O padrão criminoso se perpetua: seja através da fabricação de notícias falsas, do maior caso de plágio já relatado no jornalismo brasileiro, de campanhas sistemáticas de perseguição política e manipulação da opinião pública, de ataques canalizados a instituições do Estado Democrático de Direito, o Estadão atuou e atua como máquina de guerra contra governos populares e políticas que contrariam os interesses de uma aristocracia midiática. Não apenas conspirou contra três governos eleitos democraticamente, mas construiu, ao longo das décadas, uma estrutura de poder capaz de decidir presidentes, fabricar crises institucionais e promover golpes sob a máscara da liberdade de imprensa.
O perigo do Estadão não é coisa do passado. A cada ciclo histórico, seus métodos mudam, mas o DNA golpista permanece: editoriais virulentos, manipulação escancarada dos fatos, articulação ativa com forças antidemocráticas e uma posição sistematicamente contrária aos avanços sociais.

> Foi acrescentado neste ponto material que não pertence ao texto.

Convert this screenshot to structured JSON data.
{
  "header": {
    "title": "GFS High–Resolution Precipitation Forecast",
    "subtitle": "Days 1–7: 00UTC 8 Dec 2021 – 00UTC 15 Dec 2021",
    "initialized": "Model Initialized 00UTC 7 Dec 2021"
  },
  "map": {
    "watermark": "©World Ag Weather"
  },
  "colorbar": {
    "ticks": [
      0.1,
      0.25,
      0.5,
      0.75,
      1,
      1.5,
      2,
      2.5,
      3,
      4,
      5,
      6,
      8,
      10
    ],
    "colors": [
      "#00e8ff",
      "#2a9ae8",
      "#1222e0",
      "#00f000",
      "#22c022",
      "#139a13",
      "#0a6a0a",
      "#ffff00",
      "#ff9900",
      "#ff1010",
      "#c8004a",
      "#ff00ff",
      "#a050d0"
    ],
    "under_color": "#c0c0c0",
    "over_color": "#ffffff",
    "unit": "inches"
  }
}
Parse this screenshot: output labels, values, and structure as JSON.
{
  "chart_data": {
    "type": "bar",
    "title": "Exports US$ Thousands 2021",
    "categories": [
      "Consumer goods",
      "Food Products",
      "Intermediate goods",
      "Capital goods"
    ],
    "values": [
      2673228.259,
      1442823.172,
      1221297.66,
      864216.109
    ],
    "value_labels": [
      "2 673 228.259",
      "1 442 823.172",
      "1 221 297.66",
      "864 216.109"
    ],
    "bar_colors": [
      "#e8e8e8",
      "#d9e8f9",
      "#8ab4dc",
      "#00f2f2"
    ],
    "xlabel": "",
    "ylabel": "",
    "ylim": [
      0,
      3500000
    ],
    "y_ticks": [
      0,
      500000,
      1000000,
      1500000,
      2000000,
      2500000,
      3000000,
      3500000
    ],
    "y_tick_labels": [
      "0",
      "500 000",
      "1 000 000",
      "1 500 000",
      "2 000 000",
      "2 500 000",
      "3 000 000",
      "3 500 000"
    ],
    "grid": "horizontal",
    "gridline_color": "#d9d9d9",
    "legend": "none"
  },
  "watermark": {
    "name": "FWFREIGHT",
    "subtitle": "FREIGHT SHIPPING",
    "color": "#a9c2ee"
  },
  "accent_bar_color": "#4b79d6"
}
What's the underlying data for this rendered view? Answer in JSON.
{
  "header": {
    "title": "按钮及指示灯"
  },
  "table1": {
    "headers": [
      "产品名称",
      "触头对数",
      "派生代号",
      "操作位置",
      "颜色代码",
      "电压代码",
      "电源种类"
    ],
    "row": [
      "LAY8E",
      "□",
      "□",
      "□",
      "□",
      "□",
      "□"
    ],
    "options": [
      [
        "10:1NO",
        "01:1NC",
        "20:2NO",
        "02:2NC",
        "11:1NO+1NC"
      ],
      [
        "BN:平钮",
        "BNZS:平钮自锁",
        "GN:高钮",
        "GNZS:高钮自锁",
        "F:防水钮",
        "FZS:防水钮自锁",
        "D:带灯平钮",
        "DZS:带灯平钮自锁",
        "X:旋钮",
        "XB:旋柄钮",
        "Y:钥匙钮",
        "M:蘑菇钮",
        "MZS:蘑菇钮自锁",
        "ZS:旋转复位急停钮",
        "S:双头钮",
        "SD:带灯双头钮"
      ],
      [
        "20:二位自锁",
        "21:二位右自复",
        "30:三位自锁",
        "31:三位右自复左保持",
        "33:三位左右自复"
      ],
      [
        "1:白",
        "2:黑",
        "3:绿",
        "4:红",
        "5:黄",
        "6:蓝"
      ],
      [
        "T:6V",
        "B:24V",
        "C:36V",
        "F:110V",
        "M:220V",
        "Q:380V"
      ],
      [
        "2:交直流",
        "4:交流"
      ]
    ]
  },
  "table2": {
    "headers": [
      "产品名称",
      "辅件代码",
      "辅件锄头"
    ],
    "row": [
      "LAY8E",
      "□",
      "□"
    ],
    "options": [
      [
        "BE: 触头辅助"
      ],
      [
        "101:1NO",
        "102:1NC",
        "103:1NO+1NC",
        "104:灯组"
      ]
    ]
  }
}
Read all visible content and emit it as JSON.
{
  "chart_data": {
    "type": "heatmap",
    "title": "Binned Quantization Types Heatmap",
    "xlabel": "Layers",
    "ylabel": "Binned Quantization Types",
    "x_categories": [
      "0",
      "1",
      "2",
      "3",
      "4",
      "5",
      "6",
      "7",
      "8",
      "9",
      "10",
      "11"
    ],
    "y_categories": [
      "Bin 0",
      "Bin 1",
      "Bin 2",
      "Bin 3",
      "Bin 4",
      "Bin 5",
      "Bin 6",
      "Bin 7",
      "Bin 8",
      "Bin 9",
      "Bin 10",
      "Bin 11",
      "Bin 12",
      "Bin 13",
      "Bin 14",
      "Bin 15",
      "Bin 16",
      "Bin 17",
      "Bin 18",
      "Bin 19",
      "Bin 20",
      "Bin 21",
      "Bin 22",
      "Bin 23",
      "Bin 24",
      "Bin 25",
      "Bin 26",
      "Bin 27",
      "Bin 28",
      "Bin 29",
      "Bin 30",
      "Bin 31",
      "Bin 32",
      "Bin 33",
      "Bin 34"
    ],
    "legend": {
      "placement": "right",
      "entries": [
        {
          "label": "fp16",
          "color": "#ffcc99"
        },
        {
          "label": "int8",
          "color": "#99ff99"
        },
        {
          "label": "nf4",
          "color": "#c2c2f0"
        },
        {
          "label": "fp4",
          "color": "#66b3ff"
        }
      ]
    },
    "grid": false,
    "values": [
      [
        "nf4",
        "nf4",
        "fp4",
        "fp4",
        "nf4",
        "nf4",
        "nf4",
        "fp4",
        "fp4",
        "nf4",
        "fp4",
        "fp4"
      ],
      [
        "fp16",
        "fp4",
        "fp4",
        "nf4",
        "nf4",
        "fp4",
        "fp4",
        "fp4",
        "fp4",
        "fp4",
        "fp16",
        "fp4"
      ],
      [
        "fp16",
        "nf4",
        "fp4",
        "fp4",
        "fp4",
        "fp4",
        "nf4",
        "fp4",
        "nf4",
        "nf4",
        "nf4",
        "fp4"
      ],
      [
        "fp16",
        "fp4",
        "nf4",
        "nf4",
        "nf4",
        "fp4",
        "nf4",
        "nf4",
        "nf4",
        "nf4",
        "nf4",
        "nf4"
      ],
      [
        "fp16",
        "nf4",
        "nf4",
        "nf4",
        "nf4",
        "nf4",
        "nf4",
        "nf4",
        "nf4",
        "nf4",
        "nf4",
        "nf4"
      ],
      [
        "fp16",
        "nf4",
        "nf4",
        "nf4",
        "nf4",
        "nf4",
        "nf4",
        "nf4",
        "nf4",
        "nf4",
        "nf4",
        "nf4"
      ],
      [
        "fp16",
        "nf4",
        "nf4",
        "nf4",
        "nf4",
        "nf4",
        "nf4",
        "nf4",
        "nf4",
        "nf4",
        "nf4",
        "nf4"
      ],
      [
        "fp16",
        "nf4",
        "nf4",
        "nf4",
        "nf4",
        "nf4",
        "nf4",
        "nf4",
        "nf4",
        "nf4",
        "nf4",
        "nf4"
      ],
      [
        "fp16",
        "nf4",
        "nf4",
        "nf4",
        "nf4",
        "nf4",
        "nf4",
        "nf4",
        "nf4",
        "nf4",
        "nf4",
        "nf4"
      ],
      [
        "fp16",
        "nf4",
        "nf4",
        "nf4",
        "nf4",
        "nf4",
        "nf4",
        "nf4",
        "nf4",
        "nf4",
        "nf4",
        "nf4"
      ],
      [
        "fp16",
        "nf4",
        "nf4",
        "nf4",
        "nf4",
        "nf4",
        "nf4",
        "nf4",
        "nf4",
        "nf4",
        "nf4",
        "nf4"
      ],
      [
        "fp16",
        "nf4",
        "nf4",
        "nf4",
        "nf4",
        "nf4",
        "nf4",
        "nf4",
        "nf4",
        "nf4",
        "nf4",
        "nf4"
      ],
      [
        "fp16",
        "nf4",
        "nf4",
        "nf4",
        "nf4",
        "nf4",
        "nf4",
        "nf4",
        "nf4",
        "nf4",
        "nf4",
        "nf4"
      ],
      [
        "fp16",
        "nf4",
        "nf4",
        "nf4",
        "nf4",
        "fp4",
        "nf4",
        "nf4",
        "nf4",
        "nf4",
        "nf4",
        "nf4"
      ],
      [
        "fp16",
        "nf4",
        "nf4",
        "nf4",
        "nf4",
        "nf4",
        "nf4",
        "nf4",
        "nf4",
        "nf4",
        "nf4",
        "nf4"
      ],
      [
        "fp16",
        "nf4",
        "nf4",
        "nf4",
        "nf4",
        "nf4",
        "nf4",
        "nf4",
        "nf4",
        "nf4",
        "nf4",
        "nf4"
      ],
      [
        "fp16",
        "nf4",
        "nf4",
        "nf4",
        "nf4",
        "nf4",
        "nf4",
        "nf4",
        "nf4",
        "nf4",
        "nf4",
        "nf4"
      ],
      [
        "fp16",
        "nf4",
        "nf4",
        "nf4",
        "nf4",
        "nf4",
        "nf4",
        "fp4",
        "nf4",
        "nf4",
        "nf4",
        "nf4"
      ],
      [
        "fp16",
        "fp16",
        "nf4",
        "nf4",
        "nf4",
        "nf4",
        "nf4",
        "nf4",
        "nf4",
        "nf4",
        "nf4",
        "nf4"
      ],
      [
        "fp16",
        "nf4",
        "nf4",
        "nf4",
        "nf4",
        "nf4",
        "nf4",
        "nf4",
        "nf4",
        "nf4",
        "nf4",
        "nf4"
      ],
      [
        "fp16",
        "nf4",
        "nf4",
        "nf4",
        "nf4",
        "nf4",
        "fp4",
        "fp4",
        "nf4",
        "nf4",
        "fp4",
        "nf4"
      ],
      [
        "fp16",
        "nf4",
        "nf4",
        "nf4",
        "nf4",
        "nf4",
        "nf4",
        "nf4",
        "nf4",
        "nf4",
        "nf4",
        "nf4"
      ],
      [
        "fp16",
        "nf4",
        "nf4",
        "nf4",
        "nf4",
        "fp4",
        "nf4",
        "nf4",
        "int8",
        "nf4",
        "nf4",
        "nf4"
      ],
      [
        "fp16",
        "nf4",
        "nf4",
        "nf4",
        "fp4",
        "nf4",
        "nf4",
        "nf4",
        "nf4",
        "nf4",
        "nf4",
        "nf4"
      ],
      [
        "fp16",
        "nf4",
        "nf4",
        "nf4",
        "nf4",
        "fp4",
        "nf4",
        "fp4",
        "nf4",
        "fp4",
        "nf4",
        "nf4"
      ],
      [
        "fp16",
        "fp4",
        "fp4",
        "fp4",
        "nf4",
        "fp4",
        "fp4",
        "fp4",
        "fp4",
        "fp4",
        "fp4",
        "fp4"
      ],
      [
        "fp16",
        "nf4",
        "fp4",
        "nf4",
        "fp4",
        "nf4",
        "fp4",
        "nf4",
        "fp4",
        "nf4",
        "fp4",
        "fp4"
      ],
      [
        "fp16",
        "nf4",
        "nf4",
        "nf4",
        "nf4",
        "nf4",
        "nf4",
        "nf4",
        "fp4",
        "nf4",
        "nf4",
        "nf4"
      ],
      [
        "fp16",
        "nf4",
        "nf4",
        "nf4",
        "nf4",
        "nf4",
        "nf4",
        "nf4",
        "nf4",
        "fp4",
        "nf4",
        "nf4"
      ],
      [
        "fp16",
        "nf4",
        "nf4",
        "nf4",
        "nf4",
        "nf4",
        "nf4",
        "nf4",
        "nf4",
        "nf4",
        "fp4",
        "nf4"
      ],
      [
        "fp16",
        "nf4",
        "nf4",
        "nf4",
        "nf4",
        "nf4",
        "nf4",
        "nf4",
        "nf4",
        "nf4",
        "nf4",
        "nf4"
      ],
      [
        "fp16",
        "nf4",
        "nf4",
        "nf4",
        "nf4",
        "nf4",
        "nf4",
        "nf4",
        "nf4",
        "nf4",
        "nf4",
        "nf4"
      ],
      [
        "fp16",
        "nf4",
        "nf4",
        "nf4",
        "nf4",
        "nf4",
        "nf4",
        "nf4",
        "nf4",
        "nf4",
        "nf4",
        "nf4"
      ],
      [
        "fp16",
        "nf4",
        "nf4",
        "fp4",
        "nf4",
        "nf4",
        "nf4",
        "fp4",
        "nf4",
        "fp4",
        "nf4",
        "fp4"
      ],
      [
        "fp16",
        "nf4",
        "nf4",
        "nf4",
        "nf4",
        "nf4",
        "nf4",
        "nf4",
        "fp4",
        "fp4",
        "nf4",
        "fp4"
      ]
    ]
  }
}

O jornalismo é abandonado em nome da manutenção do poder da família Mesquita e seus aliados, enquanto o público brasileiro, mantido sob o véu da desinformação, é conduzido a apoiar projetos que sabotam os próprios interesses nacionais.
O Estadão é apenas mais um rosto de uma doença estrutural: a concentração quase feudal dos meios de comunicação nas mãos de poucas famílias. O resultado é uma democracia frágil, refém de interesses privados, incapaz de garantir ao povo acesso à verdade — e, portanto, de materializar a soberania popular.
O tempo da ingenuidade acabou. Não há mais desculpas. Os arquivos estão livres, as vozes dos que viveram o terror golpista se multiplicam, e a própria família Mesquita já admitiu, sem pudor, sua participação nos maiores ataques à democracia do Brasil. O Estadão é instrumento de dominação, fábrica de golpes, produtor de mentiras institucionalizadas.
Cabe a nossa geração decidir: aceitaremos esse pacto tácito com a traição ou vamos enfrentar de vez os inimigos internos da democracia? A luta agora é pela proteção do espaço público contra a manipulação e pelo fim do monopólio do discurso. Ou o país exige uma imprensa livre, ética, plural e verdadeiramente democrática — ou será condenado a repetir, indefinidamente, os ciclos de falsificação, autoritarismo e tragédia.
A máscara caiu. O rei está nu. E agora a verdade clama por justiça e ação. O futuro da democracia brasileira depende da coragem de olhar para os fatos, romper com o silêncio cúmplice e conquistar, finalmente, uma imprensa digna, do povo e para o povo.